Last year's debate over cramdown (ie. forcing banks to renegotiate the terms of their predatory loans) highlighted a central philosophical divide inside the Democratic Party. Should the power of the government be used to force banks to the negotiating table when it comes to the foreclosure crisis, or should the power of the government be used to effectively try to bribe the banks into modifying their behavior? As I've written before, this is a question gets to the deeper substantive difference between the term "progressive" and "liberal" - and the last few years gives us clues as to which is a more productive public policy posture.
President Obama quite clearly believes the latter. Despite campaigning for president as a supporter of cramdown, Obama ultimately pressured congressional Democrats to drop their advocacy of the provision. He has also supported the TARP bailout and opposed a serious crackdown on executive bonuses. This is, in short, an administration that believes the best way to confront the financial crisis is to hand over taxpayer money to banks, in the hope that the banks will return the favor with more humane behavior.
But, as the Hill newspaper reports, here's the problem with that concept:
Banks will get the biggest benefit from an Obama administration housing program designed to help unemployed homeowners escape foreclosure...
David Abromowitz, senior fellow at the Center for American Progress, said the main problem with the funding is that lenders will benefit without requiring any concessions or matching of the federal aid.
"My concern is what are we asking from lenders who are going to get the benefits source to pay those loans for 24 months," he said.
Under the program, lenders don't have to make principle reductions on loans or major modifications, he said.
Now it's true - some underwater homeowners may be kept afloat. But only for a time, because the way many troubled mortgages are currently structured, the federal funding infusion will likely only be paying homeowners' mortgage interest, not principle. Which means after the program runs out, the bank will have collected its interest (read: profit) but the homeowner will have no more equity (and thus be no less underwater).

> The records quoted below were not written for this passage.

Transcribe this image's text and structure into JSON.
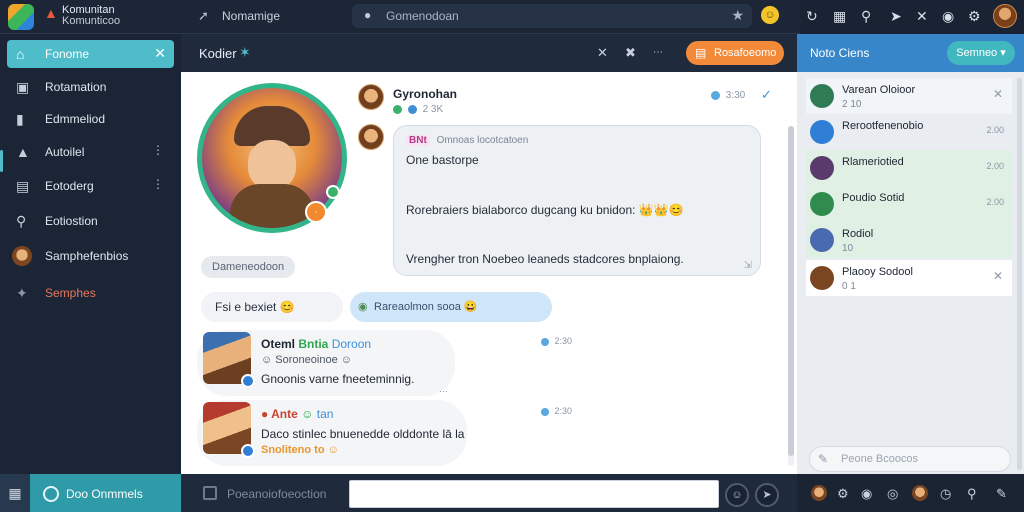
{
  "app": {
    "title": "Komunitan",
    "subtitle": "Komunticoo"
  },
  "topbar": {
    "nav_label": "Nomamige",
    "search_placeholder": "Gomenodoan",
    "icons": [
      "refresh-icon",
      "gift-icon",
      "search-icon",
      "rocket-icon",
      "tools-icon",
      "target-icon",
      "gear-icon"
    ]
  },
  "sidebar": {
    "items": [
      {
        "label": "Fonome",
        "icon": "home-icon"
      },
      {
        "label": "Rotamation",
        "icon": "chat-icon"
      },
      {
        "label": "Edmmeliod",
        "icon": "lock-icon"
      },
      {
        "label": "Autoilel",
        "icon": "bell-icon"
      },
      {
        "label": "Eotoderg",
        "icon": "briefcase-icon"
      },
      {
        "label": "Eotiostion",
        "icon": "search-icon"
      },
      {
        "label": "Samphefenbios",
        "icon": "avatar"
      },
      {
        "label": "Semphes",
        "icon": "sparkle-icon"
      }
    ]
  },
  "bottom_left": {
    "label": "Doo Onmmels"
  },
  "chat_header": {
    "title": "Kodier",
    "action_label": "Rosafoeomo"
  },
  "chat": {
    "hero_badge": "·",
    "gray_pill": "Dameneodoon",
    "header_msg": {
      "name": "Gyronohan",
      "meta": "2 3K",
      "time": "3:30"
    },
    "bubble": {
      "tag": "BNt",
      "header": "Omnoas locotcatoen",
      "line1": "One bastorpe",
      "line2": "Rorebraiers bialaborco dugcang ku bnidon:",
      "line2_emoji": "👑👑😊",
      "line3": "Vrengher tron Noebeo leaneds stadcores bnplaiong."
    },
    "reply_left": {
      "text": "Fsi e bexiet",
      "emoji": "😊"
    },
    "reply_right": {
      "text": "Rareaolmon sooa",
      "emoji": "😀"
    },
    "card1": {
      "name": "Oteml",
      "tag": "Bntia",
      "tag2": "Doroon",
      "line1": "Soroneoinoe",
      "line2": "Gnoonis varne fneeteminnig.",
      "time": "2:30"
    },
    "card2": {
      "name": "Ante",
      "tag2": "tan",
      "line1": "Daco stinlec bnuenedde olddonte lā la",
      "line2": "Snoliteno to",
      "time": "2:30"
    }
  },
  "composer": {
    "placeholder": "Poeanoiofoeoction",
    "value": ""
  },
  "right_panel": {
    "title": "Noto Ciens",
    "button_label": "Semneo",
    "contacts": [
      {
        "name": "Varean Oloioor",
        "sub": "2 10",
        "right": "",
        "color": "#2f7b54"
      },
      {
        "name": "Rerootfenenobio",
        "sub": "",
        "right": "2.00",
        "color": "#2f7fd6"
      },
      {
        "name": "Rlameriotied",
        "sub": "",
        "right": "2.00",
        "color": "#5a3a6a"
      },
      {
        "name": "Poudio Sotid",
        "sub": "",
        "right": "2.00",
        "color": "#2f8b4e"
      },
      {
        "name": "Rodiol",
        "sub": "10",
        "right": "",
        "color": "#4a6ab0"
      },
      {
        "name": "Plaooy Sodool",
        "sub": "0 1",
        "right": "",
        "color": "#7a4621"
      }
    ],
    "search_placeholder": "Peone Bcoocos"
  },
  "colors": {
    "accent_teal": "#4fbcc9",
    "accent_orange": "#f28a3a",
    "panel_blue": "#3786c9",
    "sidebar_dark": "#1b2535"
  }
}
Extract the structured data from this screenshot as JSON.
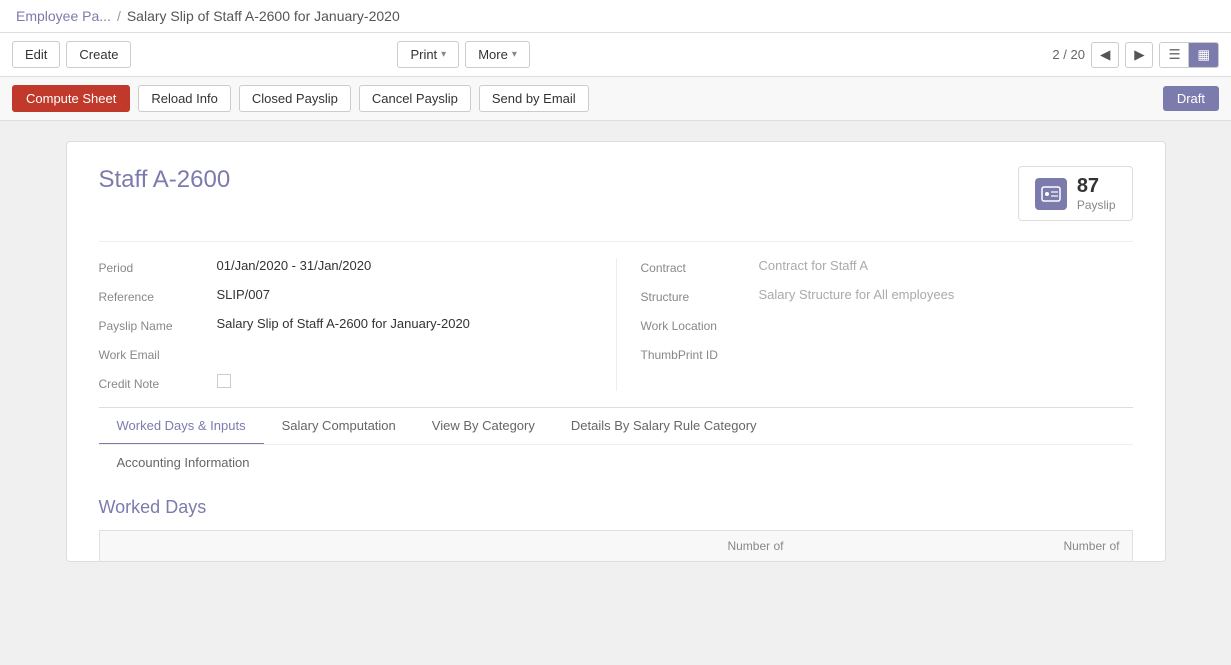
{
  "breadcrumb": {
    "parent_label": "Employee Pa...",
    "separator": "/",
    "current_label": "Salary Slip of Staff A-2600 for January-2020"
  },
  "toolbar": {
    "edit_label": "Edit",
    "create_label": "Create",
    "print_label": "Print",
    "more_label": "More",
    "pagination": {
      "current": 2,
      "total": 20,
      "display": "2 / 20"
    },
    "view_list_icon": "☰",
    "view_grid_icon": "▦"
  },
  "action_bar": {
    "compute_sheet_label": "Compute Sheet",
    "reload_info_label": "Reload Info",
    "closed_payslip_label": "Closed Payslip",
    "cancel_payslip_label": "Cancel Payslip",
    "send_by_email_label": "Send by Email",
    "status_label": "Draft"
  },
  "form": {
    "staff_name": "Staff A-2600",
    "payslip_count": "87",
    "payslip_count_label": "Payslip",
    "fields": {
      "period_label": "Period",
      "period_value": "01/Jan/2020 - 31/Jan/2020",
      "reference_label": "Reference",
      "reference_value": "SLIP/007",
      "payslip_name_label": "Payslip Name",
      "payslip_name_value": "Salary Slip of Staff A-2600 for January-2020",
      "work_email_label": "Work Email",
      "work_email_value": "",
      "credit_note_label": "Credit Note",
      "contract_label": "Contract",
      "contract_value": "Contract for Staff A",
      "structure_label": "Structure",
      "structure_value": "Salary Structure for All employees",
      "work_location_label": "Work Location",
      "work_location_value": "",
      "thumbprint_id_label": "ThumbPrint ID",
      "thumbprint_id_value": ""
    }
  },
  "tabs": [
    {
      "id": "worked-days",
      "label": "Worked Days & Inputs",
      "active": true
    },
    {
      "id": "salary-computation",
      "label": "Salary Computation",
      "active": false
    },
    {
      "id": "view-by-category",
      "label": "View By Category",
      "active": false
    },
    {
      "id": "details-by-salary",
      "label": "Details By Salary Rule Category",
      "active": false
    },
    {
      "id": "accounting-info",
      "label": "Accounting Information",
      "active": false
    }
  ],
  "worked_days": {
    "section_title": "Worked Days",
    "table_headers": {
      "description": "",
      "number_of_col1": "Number of",
      "number_of_col2": "Number of"
    }
  }
}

The X-factor, of course, is whether a program like this will compel banks to change their behavior? The Obama administration seems to think they will. But considering the raw economics of it, why would they? If, as with TARP, they aren't forced by fiat/regulation to change - that is, if they can just collect lots of money and not have to change their behavior - why would they be nicer to homeowners?
They wouldn't (and haven't) - nor should we expect them to. Bank executives have a fiduciary and legal responsibility to maximize profits for their shareholders. Expecting them to suddenly decide - exclusively out of the goodness of their hearts - to voluntarily be kinder to homeowners at the expense of profits is ridiculous.
That is why the "bribe them into better behavior" theory is so flawed. Unless government creates a set of ironclad rules and then enforces those rules (as it did, say, in the New Deal), corporations are not going to change their behavior - no matter how much taxpayer money is thrown at them.